How do I replace a dependency of a dependency in gradle?

Question

I'm working with a Java project that is using a library that has a dependency on a library with a security vulnerability. Unfortunately, the updated version of the vulnerable library does not have the same group. Basically, the library org.reallyuseful.library:usefulstuff:1.0 depends on org.vulnerable.dependency:dependency:1.0 , but the vulnerability has been fixed in org.secure.dependency:dependency:1.1 .

In Gradle, how do I tell usefulstuff:1.0 to use org.secure.dependency:dependency:1.1 instead of org.vulnerable.dependency:dependency:1.0 ?

Answer 1

You can explicitly declare a dependency on org.secure.dependency:dependency:1.1 like implementation("org.secure.dependency:dependency:1.1") in your build file.
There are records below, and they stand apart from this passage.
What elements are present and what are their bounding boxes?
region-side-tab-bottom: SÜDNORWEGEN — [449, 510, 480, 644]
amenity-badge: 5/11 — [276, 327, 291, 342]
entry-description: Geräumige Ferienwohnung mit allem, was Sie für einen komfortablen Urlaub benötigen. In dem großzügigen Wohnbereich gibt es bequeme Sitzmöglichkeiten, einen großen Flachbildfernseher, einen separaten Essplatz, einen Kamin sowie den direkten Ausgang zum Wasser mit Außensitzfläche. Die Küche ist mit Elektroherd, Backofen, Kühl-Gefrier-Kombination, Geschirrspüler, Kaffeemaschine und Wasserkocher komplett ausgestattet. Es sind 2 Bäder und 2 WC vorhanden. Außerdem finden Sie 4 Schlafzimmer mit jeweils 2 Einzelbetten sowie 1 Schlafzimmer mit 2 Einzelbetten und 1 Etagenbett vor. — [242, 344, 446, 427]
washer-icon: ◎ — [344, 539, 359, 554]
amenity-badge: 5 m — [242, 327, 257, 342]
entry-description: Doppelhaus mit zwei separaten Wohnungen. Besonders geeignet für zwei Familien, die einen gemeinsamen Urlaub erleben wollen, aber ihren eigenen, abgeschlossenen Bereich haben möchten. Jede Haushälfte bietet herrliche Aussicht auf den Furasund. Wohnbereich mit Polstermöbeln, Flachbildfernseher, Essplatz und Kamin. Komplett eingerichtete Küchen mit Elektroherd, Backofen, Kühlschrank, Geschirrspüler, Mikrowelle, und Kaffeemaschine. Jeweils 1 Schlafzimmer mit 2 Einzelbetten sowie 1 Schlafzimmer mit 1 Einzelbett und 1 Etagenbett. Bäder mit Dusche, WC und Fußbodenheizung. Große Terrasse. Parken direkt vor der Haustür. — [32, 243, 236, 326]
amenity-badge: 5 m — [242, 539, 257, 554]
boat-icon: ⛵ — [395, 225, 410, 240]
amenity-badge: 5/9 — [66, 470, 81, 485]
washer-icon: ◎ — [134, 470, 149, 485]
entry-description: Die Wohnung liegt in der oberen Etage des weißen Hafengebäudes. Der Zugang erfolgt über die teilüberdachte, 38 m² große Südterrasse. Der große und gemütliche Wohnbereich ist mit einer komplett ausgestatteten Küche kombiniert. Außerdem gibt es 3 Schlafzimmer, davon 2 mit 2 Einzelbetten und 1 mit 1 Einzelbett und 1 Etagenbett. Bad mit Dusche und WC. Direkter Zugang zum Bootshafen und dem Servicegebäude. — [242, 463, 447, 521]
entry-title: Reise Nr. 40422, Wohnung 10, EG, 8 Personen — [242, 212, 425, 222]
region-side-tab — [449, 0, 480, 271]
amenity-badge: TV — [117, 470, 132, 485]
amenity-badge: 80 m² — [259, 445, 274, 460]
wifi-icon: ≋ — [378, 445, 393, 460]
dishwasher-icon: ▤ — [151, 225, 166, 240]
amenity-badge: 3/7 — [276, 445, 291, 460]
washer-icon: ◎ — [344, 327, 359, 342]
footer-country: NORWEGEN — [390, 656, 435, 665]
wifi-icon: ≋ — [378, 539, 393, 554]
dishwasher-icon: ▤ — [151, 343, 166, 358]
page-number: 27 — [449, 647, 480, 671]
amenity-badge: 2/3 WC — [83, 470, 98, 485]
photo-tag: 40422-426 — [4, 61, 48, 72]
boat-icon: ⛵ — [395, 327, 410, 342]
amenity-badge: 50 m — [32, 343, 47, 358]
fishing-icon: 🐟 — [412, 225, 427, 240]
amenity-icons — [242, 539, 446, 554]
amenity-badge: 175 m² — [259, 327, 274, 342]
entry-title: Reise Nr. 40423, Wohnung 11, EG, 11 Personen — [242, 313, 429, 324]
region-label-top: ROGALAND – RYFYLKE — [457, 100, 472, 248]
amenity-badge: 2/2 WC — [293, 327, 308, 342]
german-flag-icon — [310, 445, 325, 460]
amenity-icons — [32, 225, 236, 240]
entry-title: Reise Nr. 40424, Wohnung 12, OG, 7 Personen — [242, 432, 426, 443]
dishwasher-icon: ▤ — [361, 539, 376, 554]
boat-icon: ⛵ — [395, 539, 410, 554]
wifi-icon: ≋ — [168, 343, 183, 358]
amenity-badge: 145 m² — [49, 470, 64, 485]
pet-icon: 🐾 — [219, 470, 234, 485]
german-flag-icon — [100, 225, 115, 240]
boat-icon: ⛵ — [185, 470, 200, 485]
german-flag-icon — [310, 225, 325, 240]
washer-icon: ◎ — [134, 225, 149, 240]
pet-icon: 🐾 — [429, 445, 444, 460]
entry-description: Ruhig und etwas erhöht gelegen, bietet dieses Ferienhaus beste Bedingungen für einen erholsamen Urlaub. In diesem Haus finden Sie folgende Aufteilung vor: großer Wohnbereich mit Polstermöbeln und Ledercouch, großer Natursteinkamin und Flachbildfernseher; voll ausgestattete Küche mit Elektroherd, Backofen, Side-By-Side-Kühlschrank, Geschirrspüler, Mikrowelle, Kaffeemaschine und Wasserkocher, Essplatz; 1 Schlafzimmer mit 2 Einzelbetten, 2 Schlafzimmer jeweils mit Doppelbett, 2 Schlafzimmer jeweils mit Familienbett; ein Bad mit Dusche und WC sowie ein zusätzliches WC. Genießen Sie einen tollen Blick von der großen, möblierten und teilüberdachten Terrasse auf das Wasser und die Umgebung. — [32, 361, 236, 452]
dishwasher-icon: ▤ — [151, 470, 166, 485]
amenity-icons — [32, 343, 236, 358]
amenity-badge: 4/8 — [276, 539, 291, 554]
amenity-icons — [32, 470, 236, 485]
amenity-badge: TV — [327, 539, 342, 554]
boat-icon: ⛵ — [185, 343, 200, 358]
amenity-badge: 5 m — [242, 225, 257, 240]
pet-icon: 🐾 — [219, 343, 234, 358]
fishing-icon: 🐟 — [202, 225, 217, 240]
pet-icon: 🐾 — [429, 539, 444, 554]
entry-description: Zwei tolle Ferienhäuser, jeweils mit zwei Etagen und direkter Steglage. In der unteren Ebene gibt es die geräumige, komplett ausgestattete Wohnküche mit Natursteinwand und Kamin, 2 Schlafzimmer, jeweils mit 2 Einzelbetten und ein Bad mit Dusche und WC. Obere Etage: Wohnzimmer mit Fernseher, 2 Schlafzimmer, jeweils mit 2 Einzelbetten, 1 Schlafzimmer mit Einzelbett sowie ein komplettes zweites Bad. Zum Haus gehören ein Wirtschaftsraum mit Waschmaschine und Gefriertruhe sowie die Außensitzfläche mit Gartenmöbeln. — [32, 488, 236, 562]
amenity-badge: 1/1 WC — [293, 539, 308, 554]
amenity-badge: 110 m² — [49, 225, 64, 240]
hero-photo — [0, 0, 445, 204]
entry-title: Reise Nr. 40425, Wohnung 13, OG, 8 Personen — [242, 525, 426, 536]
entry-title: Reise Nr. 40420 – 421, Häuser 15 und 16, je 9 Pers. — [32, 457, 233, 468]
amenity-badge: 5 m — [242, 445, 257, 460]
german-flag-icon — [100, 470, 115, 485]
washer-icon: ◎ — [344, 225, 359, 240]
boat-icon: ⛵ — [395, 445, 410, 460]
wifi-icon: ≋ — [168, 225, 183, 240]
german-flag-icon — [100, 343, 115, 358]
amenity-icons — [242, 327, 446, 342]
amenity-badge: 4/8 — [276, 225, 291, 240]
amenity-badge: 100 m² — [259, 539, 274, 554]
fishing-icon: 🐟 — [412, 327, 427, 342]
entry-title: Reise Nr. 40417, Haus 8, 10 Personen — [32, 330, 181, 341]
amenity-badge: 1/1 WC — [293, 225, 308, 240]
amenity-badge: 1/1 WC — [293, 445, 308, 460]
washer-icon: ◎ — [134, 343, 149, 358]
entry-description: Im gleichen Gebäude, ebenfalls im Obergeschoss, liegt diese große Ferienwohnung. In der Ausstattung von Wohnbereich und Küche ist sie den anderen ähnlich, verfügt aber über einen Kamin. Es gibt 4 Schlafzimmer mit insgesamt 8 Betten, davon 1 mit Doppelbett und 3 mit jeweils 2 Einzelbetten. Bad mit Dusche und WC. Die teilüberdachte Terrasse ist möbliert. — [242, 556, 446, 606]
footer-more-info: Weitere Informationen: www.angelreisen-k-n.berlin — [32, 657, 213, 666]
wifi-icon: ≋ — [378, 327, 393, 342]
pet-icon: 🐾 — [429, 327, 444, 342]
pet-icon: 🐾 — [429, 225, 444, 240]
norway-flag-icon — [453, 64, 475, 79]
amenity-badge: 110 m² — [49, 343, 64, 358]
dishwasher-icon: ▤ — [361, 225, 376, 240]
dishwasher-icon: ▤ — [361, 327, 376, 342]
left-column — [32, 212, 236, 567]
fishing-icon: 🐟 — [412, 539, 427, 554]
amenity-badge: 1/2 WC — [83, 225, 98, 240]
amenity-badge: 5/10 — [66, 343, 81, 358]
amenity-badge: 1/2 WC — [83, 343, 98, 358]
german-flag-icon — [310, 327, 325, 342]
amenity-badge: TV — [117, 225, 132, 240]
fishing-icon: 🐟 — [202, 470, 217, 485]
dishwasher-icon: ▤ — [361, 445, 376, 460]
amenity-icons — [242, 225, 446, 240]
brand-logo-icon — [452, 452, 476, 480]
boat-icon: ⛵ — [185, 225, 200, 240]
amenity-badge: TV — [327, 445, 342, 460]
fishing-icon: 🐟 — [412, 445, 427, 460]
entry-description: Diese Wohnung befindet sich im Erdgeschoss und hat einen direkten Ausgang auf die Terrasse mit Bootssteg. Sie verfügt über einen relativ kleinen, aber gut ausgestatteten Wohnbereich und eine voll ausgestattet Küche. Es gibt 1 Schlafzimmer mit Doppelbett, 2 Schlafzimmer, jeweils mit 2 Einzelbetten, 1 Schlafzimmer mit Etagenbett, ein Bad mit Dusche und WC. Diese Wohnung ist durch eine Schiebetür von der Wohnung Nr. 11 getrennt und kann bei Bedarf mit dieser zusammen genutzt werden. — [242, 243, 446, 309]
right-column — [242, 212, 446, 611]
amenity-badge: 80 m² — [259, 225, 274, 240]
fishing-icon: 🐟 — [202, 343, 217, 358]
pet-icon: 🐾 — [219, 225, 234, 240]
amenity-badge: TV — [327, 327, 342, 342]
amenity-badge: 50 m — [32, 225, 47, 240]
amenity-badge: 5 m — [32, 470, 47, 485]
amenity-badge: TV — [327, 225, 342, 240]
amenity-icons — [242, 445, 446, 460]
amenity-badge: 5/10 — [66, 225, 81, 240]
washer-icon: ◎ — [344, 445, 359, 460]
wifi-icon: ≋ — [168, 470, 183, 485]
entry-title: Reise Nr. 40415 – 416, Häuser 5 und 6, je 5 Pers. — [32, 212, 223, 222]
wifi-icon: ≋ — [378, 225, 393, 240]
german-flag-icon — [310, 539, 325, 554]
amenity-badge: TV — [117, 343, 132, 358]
The dependency version you specified will be have precedence over the transitive dependency.

Another option might be to specify an exclude rule to make sure that the dependency is not brought in (see example )

I think the best pattern would we to use the tools provided from the Dependency Management section of the user guide. In this case, you should be able to use the resolutionStrategy API. You can substitute the desired dependency for the originally requested one.

This example configures a resolution rule for every Configuration :

configurations.all {
  resolutionStrategy.eachDependency { DependencyResolveDetails details ->
    if (details.requested.group == "org.vulnerable.dependency"
        && details.requested.name == "dependency"
        && details.requested.version == "1.0") {
      details.useTarget("org.secure.dependency:dependency:1.1")
    }
  }
}

The Gradle user guide also has an example where only the version is changed, and an example which is very similar to the above snippet (and your use case).